The challenge arose over the jury instructions, which the company argued allowed it to be found liable if it had failed to reasonably accommodate Kelly. The employee and the district court argued that was not the case, but the appellate court found the instructions did have the effect that the company alleged. Unfortunately for the company, that victory was short lived as the the Court went on to find that it was permissible. Adopting the words from a sister circuit, the Court held:
As the Third Circuit expressed it, the real danger is not that an employee will fail to educate an employer concerning her abilities, but that "[t]he employee whose limitations are perceived accurately gets to work, while [the employee regarded as disabled] is sent home unpaid." Williams v. Philadelphia Housing Auth. Police Dep't, 380 F.3d 751, 773-76 (3d Cir. 2004). That is to say, an employer who is unable or unwilling to shed his or her stereotypic assumptions based on a faulty or prejudiced perception of an employee's abilities must be prepared to accommodate the artificial limitations created by his or her own faulty perceptions.
Based on the Court's analysis of the various circuit courts which have addresssed whether there is an obligation to provide a reasonable accommodation for an individual only "perceived as disabled", the split is 3 for (1st, 3rd and 10th), and 3 against (5th, 6th and 9th). Sounds like a future Supreme Court issue to me, although as the Disability Law blog points out in its post that alerted me to yesterday's decision in Kelly, the Supreme Court has passed on this issue so far, as recently as this past term when it did not take the Williams case from the 3rd Circuit. Just from the opinion, this case doesn't sound like the most favorable fact pattern for those who would oppose such a duty.
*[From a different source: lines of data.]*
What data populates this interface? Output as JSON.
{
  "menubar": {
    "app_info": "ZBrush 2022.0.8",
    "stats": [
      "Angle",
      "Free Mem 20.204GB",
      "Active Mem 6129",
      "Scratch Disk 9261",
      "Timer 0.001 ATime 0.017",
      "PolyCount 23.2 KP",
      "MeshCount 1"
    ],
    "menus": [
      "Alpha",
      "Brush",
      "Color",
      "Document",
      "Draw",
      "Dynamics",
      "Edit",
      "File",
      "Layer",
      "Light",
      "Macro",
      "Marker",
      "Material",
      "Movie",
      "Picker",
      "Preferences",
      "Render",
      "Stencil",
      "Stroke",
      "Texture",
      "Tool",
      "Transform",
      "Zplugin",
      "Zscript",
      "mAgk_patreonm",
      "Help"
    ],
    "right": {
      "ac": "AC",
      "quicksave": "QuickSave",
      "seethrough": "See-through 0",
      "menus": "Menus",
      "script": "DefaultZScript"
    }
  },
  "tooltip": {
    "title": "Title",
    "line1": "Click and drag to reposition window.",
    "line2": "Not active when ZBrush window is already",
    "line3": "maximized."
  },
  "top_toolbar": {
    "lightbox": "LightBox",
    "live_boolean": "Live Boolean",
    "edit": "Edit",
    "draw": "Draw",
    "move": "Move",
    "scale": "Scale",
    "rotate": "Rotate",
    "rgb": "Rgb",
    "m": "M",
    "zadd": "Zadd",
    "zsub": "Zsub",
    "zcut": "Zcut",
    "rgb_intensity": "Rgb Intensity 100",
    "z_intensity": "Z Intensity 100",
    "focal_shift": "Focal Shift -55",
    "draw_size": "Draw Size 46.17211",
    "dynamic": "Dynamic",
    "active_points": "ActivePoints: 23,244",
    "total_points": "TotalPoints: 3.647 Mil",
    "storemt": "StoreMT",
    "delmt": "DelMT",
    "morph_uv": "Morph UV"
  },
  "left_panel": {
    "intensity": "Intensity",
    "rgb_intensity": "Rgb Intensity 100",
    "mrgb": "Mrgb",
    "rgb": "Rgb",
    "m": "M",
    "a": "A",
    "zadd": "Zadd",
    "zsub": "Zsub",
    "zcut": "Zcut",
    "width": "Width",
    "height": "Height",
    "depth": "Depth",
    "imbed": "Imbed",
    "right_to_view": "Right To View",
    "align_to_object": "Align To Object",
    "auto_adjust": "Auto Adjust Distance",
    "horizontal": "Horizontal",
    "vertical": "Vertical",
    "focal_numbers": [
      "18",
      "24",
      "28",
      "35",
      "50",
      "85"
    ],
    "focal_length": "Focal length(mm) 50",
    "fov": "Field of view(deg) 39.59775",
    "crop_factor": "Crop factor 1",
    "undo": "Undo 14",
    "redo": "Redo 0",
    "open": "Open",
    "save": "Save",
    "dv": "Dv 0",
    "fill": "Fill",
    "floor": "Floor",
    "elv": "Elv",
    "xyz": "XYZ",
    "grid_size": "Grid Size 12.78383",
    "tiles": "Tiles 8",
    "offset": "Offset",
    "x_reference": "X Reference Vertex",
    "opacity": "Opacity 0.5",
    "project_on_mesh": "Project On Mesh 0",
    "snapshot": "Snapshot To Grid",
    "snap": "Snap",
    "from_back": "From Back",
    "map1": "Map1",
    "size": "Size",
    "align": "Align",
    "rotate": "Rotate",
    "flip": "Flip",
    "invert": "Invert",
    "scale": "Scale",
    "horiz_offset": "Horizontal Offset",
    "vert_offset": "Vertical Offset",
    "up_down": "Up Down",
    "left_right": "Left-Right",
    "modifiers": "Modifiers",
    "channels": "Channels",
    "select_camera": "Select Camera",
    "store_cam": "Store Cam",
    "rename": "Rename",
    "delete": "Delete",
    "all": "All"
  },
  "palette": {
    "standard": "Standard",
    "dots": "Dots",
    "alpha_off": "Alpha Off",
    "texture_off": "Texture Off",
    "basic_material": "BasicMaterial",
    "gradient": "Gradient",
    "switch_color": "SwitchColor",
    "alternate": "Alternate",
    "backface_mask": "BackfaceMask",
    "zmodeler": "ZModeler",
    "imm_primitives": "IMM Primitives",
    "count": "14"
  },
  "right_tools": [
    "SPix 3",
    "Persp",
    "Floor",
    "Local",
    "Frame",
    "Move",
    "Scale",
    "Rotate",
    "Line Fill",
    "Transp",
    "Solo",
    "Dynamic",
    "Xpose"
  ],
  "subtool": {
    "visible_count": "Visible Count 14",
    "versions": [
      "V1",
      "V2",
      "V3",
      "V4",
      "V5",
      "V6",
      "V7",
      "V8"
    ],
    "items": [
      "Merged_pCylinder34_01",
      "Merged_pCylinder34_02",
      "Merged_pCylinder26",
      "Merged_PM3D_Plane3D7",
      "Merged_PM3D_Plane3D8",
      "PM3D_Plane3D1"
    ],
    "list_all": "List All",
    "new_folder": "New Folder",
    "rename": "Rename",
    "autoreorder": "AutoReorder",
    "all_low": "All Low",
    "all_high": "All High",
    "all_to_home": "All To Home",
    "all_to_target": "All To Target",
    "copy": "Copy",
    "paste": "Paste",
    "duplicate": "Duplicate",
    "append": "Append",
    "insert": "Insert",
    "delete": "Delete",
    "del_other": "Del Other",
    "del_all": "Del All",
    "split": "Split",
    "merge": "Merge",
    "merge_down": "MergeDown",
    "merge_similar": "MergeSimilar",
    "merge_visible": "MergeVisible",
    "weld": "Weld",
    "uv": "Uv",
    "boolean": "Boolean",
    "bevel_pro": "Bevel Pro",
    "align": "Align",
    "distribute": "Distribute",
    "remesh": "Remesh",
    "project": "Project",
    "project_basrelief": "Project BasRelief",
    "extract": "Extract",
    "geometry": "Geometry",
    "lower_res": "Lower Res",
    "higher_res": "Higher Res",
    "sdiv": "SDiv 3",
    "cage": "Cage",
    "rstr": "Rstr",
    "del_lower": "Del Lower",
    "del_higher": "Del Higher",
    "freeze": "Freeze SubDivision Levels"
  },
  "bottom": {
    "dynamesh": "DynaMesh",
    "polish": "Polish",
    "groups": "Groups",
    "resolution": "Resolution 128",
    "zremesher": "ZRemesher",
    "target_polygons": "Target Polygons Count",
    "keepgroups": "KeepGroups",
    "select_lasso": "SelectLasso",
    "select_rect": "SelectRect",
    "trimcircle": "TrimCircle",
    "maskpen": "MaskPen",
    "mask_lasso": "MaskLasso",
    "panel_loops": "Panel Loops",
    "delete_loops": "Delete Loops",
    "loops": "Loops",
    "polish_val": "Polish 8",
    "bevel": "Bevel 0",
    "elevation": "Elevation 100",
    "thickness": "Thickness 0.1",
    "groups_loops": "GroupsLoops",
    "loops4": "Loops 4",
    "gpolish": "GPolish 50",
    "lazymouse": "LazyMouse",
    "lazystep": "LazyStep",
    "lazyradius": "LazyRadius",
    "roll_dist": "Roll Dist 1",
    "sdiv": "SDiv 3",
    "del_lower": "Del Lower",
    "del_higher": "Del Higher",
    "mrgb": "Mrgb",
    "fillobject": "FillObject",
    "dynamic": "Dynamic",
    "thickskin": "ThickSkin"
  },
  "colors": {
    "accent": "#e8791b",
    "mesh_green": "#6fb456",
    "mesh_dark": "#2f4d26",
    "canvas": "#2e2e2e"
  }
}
The employer had another interesting legal argument on the companion retaliation claim, that in the ADA version of retalation there is no entitlement to compensatory damages. That is the view of the 7th Circuit, see my earlier post, Drafting Error? - 7th Cir. No Compensatory or Punitive Damages for ADA Retaliation Claim. Unfortunately in this case, that argument was not raised with the trial court abd thus was waived so we must wait another day to see if that argument will be accepted by other courts.